#14 — Mean Streets (Martin Scorsese, 1973)
I have a strong awareness that retroactively visiting certain films creates an entirely different impact than, say, connecting with them chronologically, especially as they’re released. For example, I’d seen a lot of films directed by Martin Scorsese before I ever got around to his true breakthrough, Mean Streets. For those that encountered it for the first time back in the fall of 1973, perhaps when it famously became a sensation at the New York and Chicago Film Festivals, the shift had to be astonishing, not just from other films at the time, but also from the earlier entries in the filmography of this runty Italian kid from Manhattan. Through the lens of all the masterworks that followed, what’s most amazing about Mean Streets is the way the distinctive Scorsese style emerged fully formed in this film, as if hatched after a period of robustly transformational stasis. His film is brutal, real and thunderously alive in a way that few others ever achieve.

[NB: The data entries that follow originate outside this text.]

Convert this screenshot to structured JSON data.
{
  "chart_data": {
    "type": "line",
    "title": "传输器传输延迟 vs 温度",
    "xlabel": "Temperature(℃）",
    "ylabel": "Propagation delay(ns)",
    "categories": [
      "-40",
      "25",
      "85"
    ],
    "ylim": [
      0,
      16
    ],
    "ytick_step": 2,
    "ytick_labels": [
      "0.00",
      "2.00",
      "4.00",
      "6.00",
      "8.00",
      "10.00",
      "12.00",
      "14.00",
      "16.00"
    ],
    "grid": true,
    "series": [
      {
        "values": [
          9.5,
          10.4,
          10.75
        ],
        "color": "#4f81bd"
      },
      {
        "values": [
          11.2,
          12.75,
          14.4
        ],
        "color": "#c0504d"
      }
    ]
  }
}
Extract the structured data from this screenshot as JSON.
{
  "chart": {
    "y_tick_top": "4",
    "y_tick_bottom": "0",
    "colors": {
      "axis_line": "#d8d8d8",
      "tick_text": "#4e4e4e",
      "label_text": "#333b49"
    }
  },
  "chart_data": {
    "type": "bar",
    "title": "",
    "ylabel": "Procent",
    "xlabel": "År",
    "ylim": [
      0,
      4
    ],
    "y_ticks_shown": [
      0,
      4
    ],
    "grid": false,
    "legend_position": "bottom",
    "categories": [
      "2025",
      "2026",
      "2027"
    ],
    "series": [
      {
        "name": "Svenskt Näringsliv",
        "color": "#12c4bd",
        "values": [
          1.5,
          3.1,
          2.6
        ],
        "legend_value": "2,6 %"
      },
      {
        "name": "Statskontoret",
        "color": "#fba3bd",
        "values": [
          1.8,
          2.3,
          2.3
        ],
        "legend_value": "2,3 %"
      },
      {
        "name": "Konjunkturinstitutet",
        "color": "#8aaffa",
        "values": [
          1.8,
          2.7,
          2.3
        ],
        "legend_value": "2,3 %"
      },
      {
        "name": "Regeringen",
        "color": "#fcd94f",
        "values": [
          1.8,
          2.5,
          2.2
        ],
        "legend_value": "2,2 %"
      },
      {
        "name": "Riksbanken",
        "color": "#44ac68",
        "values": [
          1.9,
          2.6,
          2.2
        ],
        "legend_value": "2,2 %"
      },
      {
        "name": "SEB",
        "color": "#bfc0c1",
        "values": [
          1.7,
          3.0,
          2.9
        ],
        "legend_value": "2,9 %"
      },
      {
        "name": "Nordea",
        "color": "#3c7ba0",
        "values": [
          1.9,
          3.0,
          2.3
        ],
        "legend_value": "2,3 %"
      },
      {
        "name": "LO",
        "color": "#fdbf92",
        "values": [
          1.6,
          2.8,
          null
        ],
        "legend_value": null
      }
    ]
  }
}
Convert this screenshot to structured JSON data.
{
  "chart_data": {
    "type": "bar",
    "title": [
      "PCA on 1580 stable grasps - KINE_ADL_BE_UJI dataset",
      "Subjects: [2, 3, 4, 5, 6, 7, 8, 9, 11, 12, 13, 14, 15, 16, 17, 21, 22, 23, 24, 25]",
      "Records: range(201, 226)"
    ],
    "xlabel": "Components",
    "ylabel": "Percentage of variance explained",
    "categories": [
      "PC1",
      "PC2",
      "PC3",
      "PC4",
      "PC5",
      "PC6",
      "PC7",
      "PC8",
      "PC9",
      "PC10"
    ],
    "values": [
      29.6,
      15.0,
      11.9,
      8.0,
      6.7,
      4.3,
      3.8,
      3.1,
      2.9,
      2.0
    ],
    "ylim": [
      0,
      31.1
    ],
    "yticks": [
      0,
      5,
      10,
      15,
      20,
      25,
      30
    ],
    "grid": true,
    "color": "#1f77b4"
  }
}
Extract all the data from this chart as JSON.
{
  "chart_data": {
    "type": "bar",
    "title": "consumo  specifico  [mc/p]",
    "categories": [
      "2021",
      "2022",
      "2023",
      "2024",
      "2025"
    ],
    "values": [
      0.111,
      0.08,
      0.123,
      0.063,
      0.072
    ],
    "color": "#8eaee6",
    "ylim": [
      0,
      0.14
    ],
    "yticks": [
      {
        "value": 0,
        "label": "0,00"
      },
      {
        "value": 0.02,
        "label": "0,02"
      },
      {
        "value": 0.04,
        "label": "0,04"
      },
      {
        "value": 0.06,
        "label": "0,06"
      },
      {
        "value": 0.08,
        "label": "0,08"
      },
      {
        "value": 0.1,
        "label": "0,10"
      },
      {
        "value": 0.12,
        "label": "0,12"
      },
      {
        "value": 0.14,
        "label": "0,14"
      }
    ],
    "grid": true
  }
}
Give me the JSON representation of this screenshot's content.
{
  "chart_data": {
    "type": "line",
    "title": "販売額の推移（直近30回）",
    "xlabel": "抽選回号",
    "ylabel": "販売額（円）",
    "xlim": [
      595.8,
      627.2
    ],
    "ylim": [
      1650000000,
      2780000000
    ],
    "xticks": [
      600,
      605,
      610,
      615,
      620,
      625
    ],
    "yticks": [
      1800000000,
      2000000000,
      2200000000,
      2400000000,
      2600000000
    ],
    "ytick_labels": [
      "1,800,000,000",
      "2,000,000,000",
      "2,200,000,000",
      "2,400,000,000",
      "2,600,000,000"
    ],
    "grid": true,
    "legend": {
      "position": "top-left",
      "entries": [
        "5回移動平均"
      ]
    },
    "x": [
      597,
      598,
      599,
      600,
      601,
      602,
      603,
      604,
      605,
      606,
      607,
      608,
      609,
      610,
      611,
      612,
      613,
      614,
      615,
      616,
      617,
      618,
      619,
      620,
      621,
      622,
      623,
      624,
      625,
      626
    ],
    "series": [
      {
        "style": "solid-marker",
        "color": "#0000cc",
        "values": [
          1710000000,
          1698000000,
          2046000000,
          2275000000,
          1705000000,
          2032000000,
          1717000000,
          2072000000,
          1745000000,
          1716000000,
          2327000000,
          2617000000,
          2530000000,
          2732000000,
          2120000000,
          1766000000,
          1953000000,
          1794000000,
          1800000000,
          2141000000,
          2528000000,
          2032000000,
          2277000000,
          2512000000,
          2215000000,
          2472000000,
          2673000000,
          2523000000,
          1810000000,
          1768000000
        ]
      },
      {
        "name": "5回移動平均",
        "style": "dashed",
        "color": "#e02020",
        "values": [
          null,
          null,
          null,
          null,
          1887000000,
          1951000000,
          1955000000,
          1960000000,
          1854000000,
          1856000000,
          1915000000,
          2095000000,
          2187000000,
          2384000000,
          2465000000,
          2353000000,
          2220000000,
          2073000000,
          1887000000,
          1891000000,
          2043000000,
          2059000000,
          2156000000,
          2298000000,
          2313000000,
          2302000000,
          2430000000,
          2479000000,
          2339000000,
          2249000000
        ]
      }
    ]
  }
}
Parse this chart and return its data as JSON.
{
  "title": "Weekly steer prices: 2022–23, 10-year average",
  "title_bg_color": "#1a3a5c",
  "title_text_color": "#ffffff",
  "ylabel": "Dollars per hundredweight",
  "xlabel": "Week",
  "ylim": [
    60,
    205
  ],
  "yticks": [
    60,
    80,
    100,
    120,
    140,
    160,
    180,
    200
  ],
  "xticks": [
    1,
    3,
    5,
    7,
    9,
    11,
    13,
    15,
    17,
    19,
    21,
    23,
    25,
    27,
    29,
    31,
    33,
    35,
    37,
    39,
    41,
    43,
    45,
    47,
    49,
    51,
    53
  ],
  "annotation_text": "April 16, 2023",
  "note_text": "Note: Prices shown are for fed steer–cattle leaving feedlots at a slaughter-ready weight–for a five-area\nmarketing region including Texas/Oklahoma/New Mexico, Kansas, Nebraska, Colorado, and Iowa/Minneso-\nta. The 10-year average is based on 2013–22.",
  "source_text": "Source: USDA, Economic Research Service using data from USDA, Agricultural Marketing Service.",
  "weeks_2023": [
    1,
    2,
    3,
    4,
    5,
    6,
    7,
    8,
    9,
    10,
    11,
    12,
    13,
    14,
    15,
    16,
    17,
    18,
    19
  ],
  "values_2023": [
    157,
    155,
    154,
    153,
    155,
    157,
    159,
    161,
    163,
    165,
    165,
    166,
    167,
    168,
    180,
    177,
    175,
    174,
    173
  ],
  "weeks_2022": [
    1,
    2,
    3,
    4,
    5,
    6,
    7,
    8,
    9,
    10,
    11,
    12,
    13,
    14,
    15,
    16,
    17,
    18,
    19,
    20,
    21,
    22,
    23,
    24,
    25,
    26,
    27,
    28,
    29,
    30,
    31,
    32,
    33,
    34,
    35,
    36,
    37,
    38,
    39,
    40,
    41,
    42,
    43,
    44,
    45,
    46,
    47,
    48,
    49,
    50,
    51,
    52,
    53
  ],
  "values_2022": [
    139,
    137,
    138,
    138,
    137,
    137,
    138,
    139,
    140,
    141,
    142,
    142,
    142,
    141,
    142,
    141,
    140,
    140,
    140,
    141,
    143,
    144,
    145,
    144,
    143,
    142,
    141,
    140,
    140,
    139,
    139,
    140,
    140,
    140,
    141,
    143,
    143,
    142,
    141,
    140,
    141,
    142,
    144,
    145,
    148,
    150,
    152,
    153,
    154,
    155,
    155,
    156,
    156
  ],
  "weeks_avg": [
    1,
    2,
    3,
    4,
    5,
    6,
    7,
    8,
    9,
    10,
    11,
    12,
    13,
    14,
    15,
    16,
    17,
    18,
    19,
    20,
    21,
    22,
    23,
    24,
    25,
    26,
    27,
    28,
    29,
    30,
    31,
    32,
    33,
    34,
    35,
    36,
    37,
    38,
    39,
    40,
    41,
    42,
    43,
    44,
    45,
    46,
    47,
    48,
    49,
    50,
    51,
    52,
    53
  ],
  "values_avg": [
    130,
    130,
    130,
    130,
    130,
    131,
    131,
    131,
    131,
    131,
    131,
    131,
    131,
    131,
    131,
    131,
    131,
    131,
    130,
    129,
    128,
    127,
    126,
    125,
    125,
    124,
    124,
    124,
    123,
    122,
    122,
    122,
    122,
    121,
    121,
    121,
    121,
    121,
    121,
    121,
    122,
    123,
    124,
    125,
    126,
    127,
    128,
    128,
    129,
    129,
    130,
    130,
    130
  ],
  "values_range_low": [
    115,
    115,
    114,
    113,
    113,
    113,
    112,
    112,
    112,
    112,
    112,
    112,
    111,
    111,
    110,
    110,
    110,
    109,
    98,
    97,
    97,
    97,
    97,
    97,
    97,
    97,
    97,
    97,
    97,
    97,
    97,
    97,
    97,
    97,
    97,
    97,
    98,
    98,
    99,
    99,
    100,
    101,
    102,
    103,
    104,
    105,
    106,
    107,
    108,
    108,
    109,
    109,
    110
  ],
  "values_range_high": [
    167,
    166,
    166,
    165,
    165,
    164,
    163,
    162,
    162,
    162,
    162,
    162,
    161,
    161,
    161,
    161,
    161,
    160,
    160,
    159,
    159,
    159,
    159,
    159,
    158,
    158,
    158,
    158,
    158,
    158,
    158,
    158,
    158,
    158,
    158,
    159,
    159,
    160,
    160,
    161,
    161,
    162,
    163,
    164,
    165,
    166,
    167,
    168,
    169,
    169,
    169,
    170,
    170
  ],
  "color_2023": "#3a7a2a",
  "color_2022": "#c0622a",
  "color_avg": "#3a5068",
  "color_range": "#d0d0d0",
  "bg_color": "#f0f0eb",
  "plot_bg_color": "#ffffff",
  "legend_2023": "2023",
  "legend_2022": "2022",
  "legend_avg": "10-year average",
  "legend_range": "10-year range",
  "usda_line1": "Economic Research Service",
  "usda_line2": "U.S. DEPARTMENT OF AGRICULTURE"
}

Written with Mardik Martin (who would also sign his name to Scorsese’s monumental Raging Bull a few years later), Scorsese’s Mean Streets patches together the dangers, passions, excitement and enticement of the New York City where the director grew up. No scrubbed-clean tourist mecca, it was a city dominated by those who were prepared to struggle instead of strive. These are thugs with only the foggiest of inclinations to reach beyond their assigned stations in life, and a fumbling inability to avoid sabotaging their own success any time a sliver of ambition did infiltrate their souls. Harvey Keitel plays Charlie, whose modest underworld aspirations are continually delivered setbacks by the company he keeps, most notably a boisterous live wire called Johnny Boy. He’s played by Robert De Niro with a sinewy, raw ingenuity. He has such an tenacious unpredictability and fulsome charisma that its easy to understand the lingering goodwill that still allows him to be accorded due reverence as one of the true greats despite a current complacency that threatens to be best measured in decades.
Great as De Niro is, it’s truly Keitel’s film, his story. He speaks with a rapid, articulate, measured patter that, we now well know, owes a debt to his director. He has the carriage of a thug, a necessary survival tactic in his asphalt ecosystem, but the obvious whirring intelligence of a man who’s turned reacting into a intricate scheme. One of the most fascinating aspects is how he’s constantly sizing things up, weighing his conflicts against one another and trying to figure out how his own different sides–most notably the malfeasance of his profession and the pull of his Catholic faith–cohere to each other, or if that’s even possible.
Scorsese puts the film together with ripe dynamic that’s now become his trademark, right down to the redefinition of safe, familiar pop songs through shockingly new bruised knuckle context. The cinematography and editing are relentlessly vibrant and Scorsese’s camera moves like the toughest, sliest person in the barroom, always positioning himself for the possibility that some serious shit is about to go down. Scorsese was a young man at this point–still only thirty-years-old when the film was released–but he’d already been looking to cinema as his personal sanctuary and redemption. With Mean Streets, he first unlocked the door to that promise of freedom through creativity he’d made to himself long before.